А может быть, очная ставка с женщиной-трупом в том черном доме была только инсценировкой?
Перед моими глазами до сих пор стоит знакомый образ женщины-борца, она фанатически предана цели. Такая женщина выдержит любые пытки.
Все окружено непроницаемой мглой. Надо, чтобы наступил рассвет. Сжимаю кулаки в надежде, что так и будет.
Кто-то трогает меня за плечо, вырывает из игры всевозможных предположений.
Десять часов вечера.
Военный комиссар Тэнэсеску говорит, что проводит меня «ко сну». Выходим на улицу. Город затемнен, зимняя мгла непроницаема. Сзади на очень близком расстоянии следуют другие сопровождающие меня «ко сну». Я чувствую их дыхание. Идем и идем почти вслепую. Остается несколько шагов до угла, за которым комиссар «знает кофетэрие»[47]
, где можно перекусить, хотя по его правилам это не очень-то разрешается. Дает понять, что идет для меня на явное нарушение этих правил. Еле нащупываем в темноте дверь и заходим. Это типичная мрачная бухарестская лачуга с грязными полками, заплесневевшими котлетами, вопящим от старости печеньем и сонным обслуживающим персоналом, который проявляет открытое недовольство, когда кто-нибудь заходит.Ужасно невкусный чай, но зато горячий, половина твердого, как камень, печенья, папироса. И достаточно.
Кровь снова пошла галопом и согревает, даже мрачный Тэнэсеску становится разговорчивым. Говорит, что знает меня давно и был моим подчиненным во время правления маршала Авереску. Вздыхая по тем «хорошим временам», сочувствует и сожалеет, что вот, мол, «элита» страны поставлена в такие условия.
Рассчитываемся и уходим. Пройдя несколько сот шагов, комиссар останавливается, кто-то из сопровождающих открывает дверь. Заходим в помещение с двумя письменными столами, за которыми дремлют агенты и полицейские. В одном углу стоит жандармский сержант с огромным автоматическим пистолетом. Не двигается с места и молчит. Он поставлен (как я узнал позже) «почетным» караулом при мне.
После тихого обмена словами со здешними комиссарами Тэнэсеску уходит в соседнее помещение. Побыл он там довольно долго, а потом высунул голову в дверь и позвал меня.

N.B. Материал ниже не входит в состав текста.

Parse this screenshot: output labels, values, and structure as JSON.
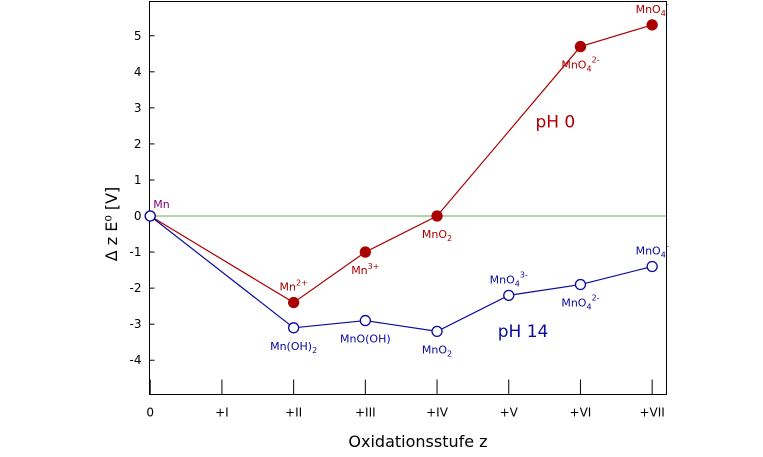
{
  "chart_data": {
    "type": "line",
    "title": "",
    "xlabel": "Oxidationsstufe z",
    "ylabel": "Δ z E⁰ [V]",
    "categories": [
      "0",
      "+I",
      "+II",
      "+III",
      "+IV",
      "+V",
      "+VI",
      "+VII"
    ],
    "xlim": [
      -0.01,
      7.2
    ],
    "ylim": [
      -4.95,
      5.95
    ],
    "yticks": [
      -4,
      -3,
      -2,
      -1,
      0,
      1,
      2,
      3,
      4,
      5
    ],
    "reference_line": {
      "y": 0,
      "color": "#6aaa58"
    },
    "series": [
      {
        "name": "pH 0",
        "color": "#aa0000",
        "marker": "filled",
        "points": [
          {
            "x": 0,
            "y": 0,
            "label": "Mn",
            "label_sup": "",
            "label_sub": "",
            "label_pos": "nw-up",
            "label_color": "#800080"
          },
          {
            "x": 2,
            "y": -2.4,
            "label": "Mn",
            "label_sup": "2+",
            "label_sub": "",
            "label_pos": "above"
          },
          {
            "x": 3,
            "y": -1.0,
            "label": "Mn",
            "label_sup": "3+",
            "label_sub": "",
            "label_pos": "below"
          },
          {
            "x": 4,
            "y": 0.0,
            "label": "MnO",
            "label_sup": "",
            "label_sub": "2",
            "label_pos": "below"
          },
          {
            "x": 6,
            "y": 4.7,
            "label": "MnO",
            "label_sup": "2-",
            "label_sub": "4",
            "label_pos": "below"
          },
          {
            "x": 7,
            "y": 5.3,
            "label": "MnO",
            "label_sup": "-",
            "label_sub": "4",
            "label_pos": "above"
          }
        ]
      },
      {
        "name": "pH 14",
        "color": "#0a0aa0",
        "marker": "open",
        "points": [
          {
            "x": 0,
            "y": 0,
            "label": "",
            "label_sup": "",
            "label_sub": "",
            "label_pos": "none"
          },
          {
            "x": 2,
            "y": -3.1,
            "label": "Mn(OH)",
            "label_sup": "",
            "label_sub": "2",
            "label_pos": "below"
          },
          {
            "x": 3,
            "y": -2.9,
            "label": "MnO(OH)",
            "label_sup": "",
            "label_sub": "",
            "label_pos": "below"
          },
          {
            "x": 4,
            "y": -3.2,
            "label": "MnO",
            "label_sup": "",
            "label_sub": "2",
            "label_pos": "below"
          },
          {
            "x": 5,
            "y": -2.2,
            "label": "MnO",
            "label_sup": "3-",
            "label_sub": "4",
            "label_pos": "above"
          },
          {
            "x": 6,
            "y": -1.9,
            "label": "MnO",
            "label_sup": "2-",
            "label_sub": "4",
            "label_pos": "below"
          },
          {
            "x": 7,
            "y": -1.4,
            "label": "MnO",
            "label_sup": "-",
            "label_sub": "4",
            "label_pos": "above"
          }
        ]
      }
    ],
    "annotations": [
      {
        "text": "pH 0",
        "series": "pH 0",
        "x": 5.65,
        "y": 2.45
      },
      {
        "text": "pH 14",
        "series": "pH 14",
        "x": 5.2,
        "y": -3.35
      }
    ]
  }
}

Это узкая комната вроде спальни, освещается только косо падающим лучом света, проникающим сюда из соседнего кабинета. Короче, это темная комната. Я пробираюсь с трудом, а Тэнэсеску уверенно ведет меня к какому-то креслу.
— Чтобы вы смогли здесь получше отдохнуть, — подчеркивает он. Потом исчезает, а я усаживаюсь, прикрывая ноги своей проковицей — добрым моим спутником.
Понемногу глаза привыкают к темноте. Начинаю осматриваться. В комнате стужа, а воздух спертый. Видно, давно не проветривали. Ищу окна, но не нахожу. Позже обнаруживаю в стене какую-то витрину, жалюзи опущены. Может быть, когда-то здесь, в этой чудной комнате, была чья-то лавка?
Рядом в кабинете, что у самого входа, телефоны трезвонят без устали, агенты орут, дверью беспрерывно хлопают, влага и прохладный воздух с улицы добираются и до моей «спальни». Приспосабливаю дыхание к волнам свежего воздуха и преодолеваю таким образом спертую вонь помещения. Но вот кто-то около самой стены закуривает. Дрожащий язычок спички помогает заметить, что на длинных нарах вдоль стен лежат люди. По тому, как они одеты, я заключаю, что меня поместили вместе с бродягами, спекулянтами, карманниками. Внезапная волна внутреннего возмущения гонит кровь к мозгу, лихорадочно забились артерии и гудят у висков. Пытаюсь удержаться, чтобы не вскочить и не наброситься на сидящих в соседнем кабинете верзил. Хочется схватить со стола телефонный аппарат, выбросить его в окно, раскричаться и разбудить хозяев, а вместе с ними весь этот вонючий сброд, который позволяет себе все пакости, все низости, и никто ни на что человеческое не реагирует.